There was virtually no discussion of foreign policy at the Republican National Convention. This was entirely appropriate given the crisis and priority of domestic issues. Yet I haven’t even seen a single article discussing this issue at all, and it is going to be important.
Here is the key factor: Mitt Romney, the Romney-Ryan ticket, and Republican congressional candidates have a variety of choices on foreign policy. Some of them can be bad, and because there are different and complex issues, the line taken will not — and arguably should not — be consistent. And certainly their plans will be lied about. Vice President Joe Biden, whose credentials speak for themselves, claims that President Romney would attack Iran and Syria. I don’t think he would attack either and am glad that he wouldn’t.
But think of what Biden is doing: If you are going to denounce your opponent for possibly attacking Iran some day, doesn’t that mean that President Obama has indeed ruled out “keeping all the options on the table”? And also, the administration doesn’t ever seem to get the point that the issue is not how much it intervenes in Syria, but rather whose side is it on. Right now it is mainly on the side of the Muslim Brotherhood and even the Salafis. Romney doesn’t have to raise the level of intervention at all, just make sure that not one dollar, bullet, or gun goes to radical anti-American Islamists in Syria. And if you aren’t sure, you don’t give them anything.
But what should a Romney administration do? Of course, there are the general principles: make America strong and respected again, support the soldiers, and help friends and make enemies sorry that they are enemies. There must be a defense of legitimate U.S. interests and an end to apologies. Popularity is okay, but respect and trust are far more important. Avoid either isolationism or excessive interventionism and get over the democracy-solves-all naivete. Don’t be chomping at the bit to go to war with Iran as a supposed panacea.

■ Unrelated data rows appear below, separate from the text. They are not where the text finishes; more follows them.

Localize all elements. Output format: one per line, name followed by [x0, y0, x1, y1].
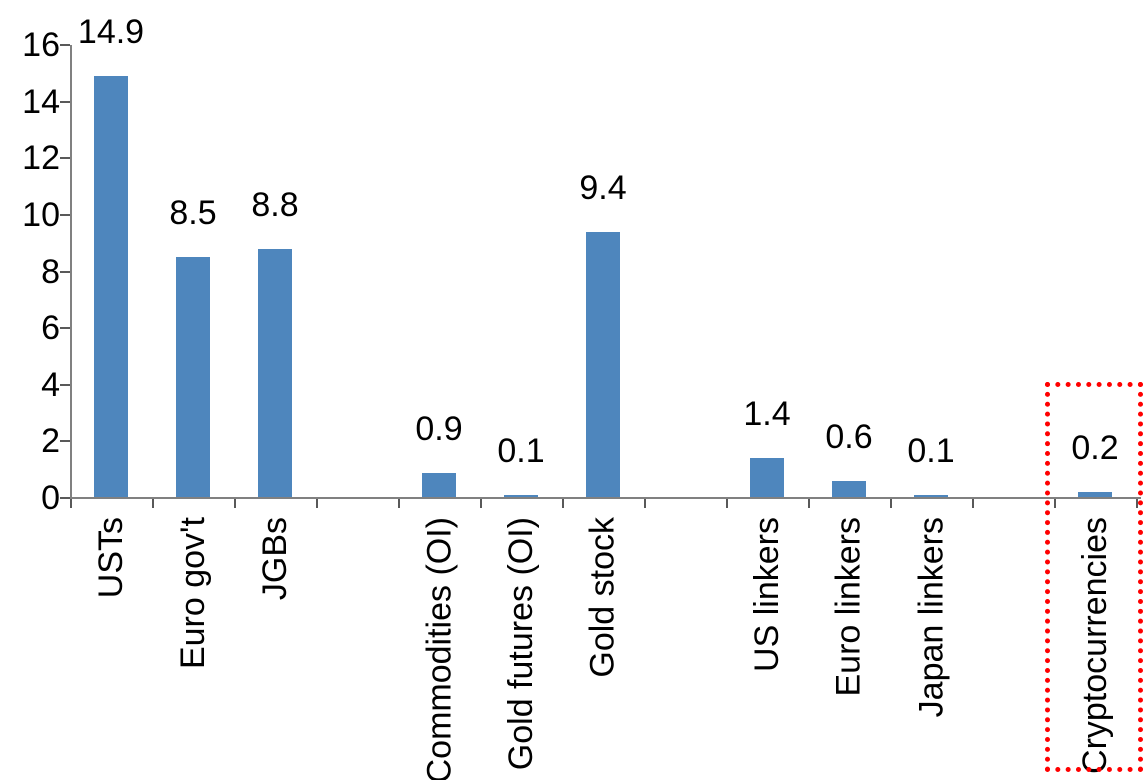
bar — [1078, 492, 1112, 497]
bar-value-label: 0.9 — [415, 409, 463, 448]
bar — [750, 458, 784, 497]
x-axis-tick — [890, 499, 892, 508]
x-axis-tick — [726, 499, 728, 508]
bar — [258, 248, 292, 497]
bar-value-label: 9.4 — [579, 168, 627, 207]
y-tick-label: 10 — [22, 196, 60, 234]
category-label-text: USTs — [92, 517, 130, 599]
category-label-text: Euro linkers — [830, 517, 868, 697]
y-tick-label: 0 — [41, 479, 60, 517]
y-axis-tick — [60, 270, 70, 273]
bar — [504, 495, 538, 497]
x-axis-tick — [234, 499, 236, 508]
x-axis-tick — [808, 499, 810, 508]
bar-value-label: 8.8 — [251, 185, 299, 224]
bar-value-label: 8.5 — [169, 194, 217, 233]
category-label-text: US linkers — [748, 517, 786, 672]
category-label-text: Japan linkers — [912, 517, 950, 718]
bar-value-label: 0.2 — [1071, 429, 1119, 468]
bar — [422, 472, 456, 497]
y-axis-tick — [60, 383, 70, 386]
category-label-text: Euro gov't — [174, 517, 212, 670]
y-tick-label: 6 — [41, 309, 60, 348]
highlight-box — [1045, 382, 1143, 772]
category-label-text: Gold futures (OI) — [502, 517, 540, 771]
y-axis-line — [70, 45, 72, 499]
x-axis-tick — [644, 499, 646, 508]
y-tick-label: 14 — [22, 82, 60, 121]
bar — [586, 231, 620, 497]
y-axis-tick — [60, 100, 70, 103]
category-label-text: JGBs — [256, 517, 294, 601]
bar-value-label: 0.1 — [907, 432, 955, 471]
x-axis-tick — [70, 499, 72, 508]
y-axis-tick — [60, 440, 70, 443]
category-label-text: Gold stock — [584, 517, 622, 678]
y-tick-label: 12 — [22, 139, 60, 178]
bar-value-label: 14.9 — [77, 13, 145, 52]
y-tick-label: 16 — [22, 26, 60, 65]
y-axis-tick — [60, 497, 70, 499]
y-axis-tick — [60, 327, 70, 330]
x-axis-tick — [316, 499, 318, 508]
bar — [832, 481, 866, 497]
y-tick-label: 2 — [41, 422, 60, 461]
bar — [176, 257, 210, 497]
y-axis-tick — [60, 157, 70, 160]
bar — [94, 76, 128, 497]
bar — [914, 495, 948, 497]
x-axis-tick — [972, 499, 974, 508]
y-tick-label: 4 — [41, 365, 60, 404]
x-axis-tick — [152, 499, 154, 508]
x-axis-tick — [398, 499, 400, 508]
bar-value-label: 0.1 — [497, 432, 545, 471]
x-axis-tick — [480, 499, 482, 508]
x-axis-tick — [1136, 499, 1138, 508]
bar-value-label: 0.6 — [825, 418, 873, 457]
x-axis-tick — [1054, 499, 1056, 508]
y-axis-tick — [60, 44, 70, 47]
y-tick-label: 8 — [41, 252, 60, 291]
y-axis-tick — [60, 214, 70, 216]
x-axis-line — [70, 497, 1141, 499]
x-axis-tick — [562, 499, 564, 508]
category-label-text: Commodities (OI) — [420, 517, 458, 780]
bar-value-label: 1.4 — [743, 395, 791, 434]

These principles are important, but they don’t necessarily tell us how to do things. An average Arab citizen put it best in private conversation: “We don’t want an American president who acts like an Arab. We want an American president who acts like an American.” The old diplomatic virtues of credibility, protection of national interests, preservation of alliances and promises, recognition of friends and enemies, and so on need to be reinstalled.

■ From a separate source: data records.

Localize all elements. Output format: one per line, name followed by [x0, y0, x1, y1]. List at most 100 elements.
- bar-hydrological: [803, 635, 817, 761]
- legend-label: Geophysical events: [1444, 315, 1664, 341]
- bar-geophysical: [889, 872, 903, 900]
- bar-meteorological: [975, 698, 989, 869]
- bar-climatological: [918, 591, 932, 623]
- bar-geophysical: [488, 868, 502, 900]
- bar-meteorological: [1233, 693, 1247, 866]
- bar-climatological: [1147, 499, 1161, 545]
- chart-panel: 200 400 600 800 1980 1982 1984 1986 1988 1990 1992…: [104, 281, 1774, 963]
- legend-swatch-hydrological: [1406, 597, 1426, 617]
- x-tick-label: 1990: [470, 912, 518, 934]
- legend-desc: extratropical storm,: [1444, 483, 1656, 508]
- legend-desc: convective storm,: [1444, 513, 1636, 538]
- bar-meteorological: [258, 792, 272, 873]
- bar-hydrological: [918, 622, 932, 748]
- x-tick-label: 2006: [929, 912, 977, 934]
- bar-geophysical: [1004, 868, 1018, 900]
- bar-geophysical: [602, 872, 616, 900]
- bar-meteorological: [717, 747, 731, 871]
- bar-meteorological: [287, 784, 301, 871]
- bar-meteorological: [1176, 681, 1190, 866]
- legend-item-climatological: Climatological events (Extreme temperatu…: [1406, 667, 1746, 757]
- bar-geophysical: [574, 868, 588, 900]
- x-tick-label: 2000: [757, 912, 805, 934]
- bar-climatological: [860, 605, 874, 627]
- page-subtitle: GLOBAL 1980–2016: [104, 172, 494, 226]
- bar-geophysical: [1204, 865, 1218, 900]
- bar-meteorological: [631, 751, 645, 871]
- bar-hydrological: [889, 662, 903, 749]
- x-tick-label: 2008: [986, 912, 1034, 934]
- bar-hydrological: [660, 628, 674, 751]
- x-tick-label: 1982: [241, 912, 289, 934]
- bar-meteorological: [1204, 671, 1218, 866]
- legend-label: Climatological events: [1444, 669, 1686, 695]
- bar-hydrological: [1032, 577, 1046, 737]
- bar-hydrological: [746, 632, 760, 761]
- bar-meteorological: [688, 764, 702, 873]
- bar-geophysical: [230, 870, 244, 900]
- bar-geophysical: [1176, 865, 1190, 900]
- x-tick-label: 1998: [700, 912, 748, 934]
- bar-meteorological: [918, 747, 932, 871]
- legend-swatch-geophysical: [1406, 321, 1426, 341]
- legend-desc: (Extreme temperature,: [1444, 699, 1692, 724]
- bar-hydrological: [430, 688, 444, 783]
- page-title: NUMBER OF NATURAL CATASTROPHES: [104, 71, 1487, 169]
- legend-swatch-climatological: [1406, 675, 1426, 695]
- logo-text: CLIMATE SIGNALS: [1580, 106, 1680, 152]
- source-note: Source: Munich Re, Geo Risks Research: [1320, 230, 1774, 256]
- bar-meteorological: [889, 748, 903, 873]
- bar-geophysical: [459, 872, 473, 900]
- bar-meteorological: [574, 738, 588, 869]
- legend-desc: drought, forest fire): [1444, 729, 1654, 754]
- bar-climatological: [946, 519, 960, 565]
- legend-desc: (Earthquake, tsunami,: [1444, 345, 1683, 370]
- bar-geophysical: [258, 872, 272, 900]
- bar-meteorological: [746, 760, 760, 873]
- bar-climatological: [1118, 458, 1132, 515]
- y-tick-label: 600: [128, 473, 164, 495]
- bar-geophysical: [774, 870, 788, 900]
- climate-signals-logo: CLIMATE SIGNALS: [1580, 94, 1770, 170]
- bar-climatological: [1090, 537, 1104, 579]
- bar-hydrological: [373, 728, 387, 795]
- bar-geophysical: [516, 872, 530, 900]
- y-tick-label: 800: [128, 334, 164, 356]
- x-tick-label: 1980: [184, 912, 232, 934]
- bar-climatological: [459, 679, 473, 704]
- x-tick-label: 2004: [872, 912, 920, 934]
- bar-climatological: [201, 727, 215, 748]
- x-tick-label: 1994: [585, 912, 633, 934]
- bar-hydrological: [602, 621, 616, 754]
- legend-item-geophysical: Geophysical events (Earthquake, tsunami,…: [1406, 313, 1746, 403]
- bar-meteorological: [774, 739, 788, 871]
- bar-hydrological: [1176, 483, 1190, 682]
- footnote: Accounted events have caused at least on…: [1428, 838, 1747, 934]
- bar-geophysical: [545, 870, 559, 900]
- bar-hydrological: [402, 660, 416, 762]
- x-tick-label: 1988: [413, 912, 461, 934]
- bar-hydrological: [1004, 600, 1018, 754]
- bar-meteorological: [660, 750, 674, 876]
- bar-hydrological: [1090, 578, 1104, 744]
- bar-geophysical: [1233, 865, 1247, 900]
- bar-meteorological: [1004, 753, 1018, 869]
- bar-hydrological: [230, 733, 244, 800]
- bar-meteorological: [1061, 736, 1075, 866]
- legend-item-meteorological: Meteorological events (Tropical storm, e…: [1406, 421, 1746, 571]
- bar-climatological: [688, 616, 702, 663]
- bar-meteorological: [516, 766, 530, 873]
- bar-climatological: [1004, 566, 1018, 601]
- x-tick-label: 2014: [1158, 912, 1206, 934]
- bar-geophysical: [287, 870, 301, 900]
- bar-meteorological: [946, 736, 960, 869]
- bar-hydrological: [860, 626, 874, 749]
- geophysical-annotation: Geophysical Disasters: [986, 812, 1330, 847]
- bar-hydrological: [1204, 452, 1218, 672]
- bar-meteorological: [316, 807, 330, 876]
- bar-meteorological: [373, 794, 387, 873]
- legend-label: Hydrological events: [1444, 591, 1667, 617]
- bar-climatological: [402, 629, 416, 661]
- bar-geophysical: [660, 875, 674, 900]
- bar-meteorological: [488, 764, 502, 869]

The easiest theme is to stop helping anti-American dictators in Venezuela and several other Latin American countries, the Muslim Brotherhood (everywhere, including Hamas as the ruler of the Gaza Strip), and Hizballah, as well as many small terrorist groups and al-Qaeda.
The basic grand strategy for the Middle East should be to form and lead a very broad and very loose — not institutionalized — alignment of forces opposing Islamism. This means showing real leadership to the Europeans; in fact, many European countries are better on this issue than Obama. It also means supporting Israel, of course, but there is a long list of others:
Governments: Algeria, Azerbaijan, Bahrain (despite its faults), Iraq, Jordan, Kuwait, Libya (we hope Obama can claim credit for that one), Morocco, Oman, Saudi Arabia (despite its faults), and the United Arab Emirates. You can add some other former Soviet Muslim-majority republics.
Opposition and democratic moderate movements: Iran, Lebanon, Syria (where the United States is supporting the Islamists!), Tunisia, and Turkey (see Syria, above). Let’s also keep in mind the Berbers, Christians, and Kurds in general as communities that overwhelmingly link their survival to fighting revolutionary Islamism. Such ethnic communities can also be found in Afghanistan and Pakistan.
This cooperation to defeat radical Islamism, however it disguises itself, should be the backbone of U.S. policy. It can be implemented in a thousand different ways. Post-victory planning, which better start soon (at least among independent analysts), needs to define these.
There are some Middle East problem countries that require special consideration.
It is time for a withdrawal from Afghanistan and a clever policy of backing — with a mixture of covert, financial, and other assets — those who will fight to keep the Taliban out of power. Afghanistan is not going to be democratic or a nice place. But it must be a place that does not threaten America again.
Yemen is a mess and, like Afghanistan, will continue to be a mess. The U.S. policy should cooperate to the maximum extent with Yemen on fighting terrorism without illusions about the nature of the regime and its willingness to betray the United States at any moment.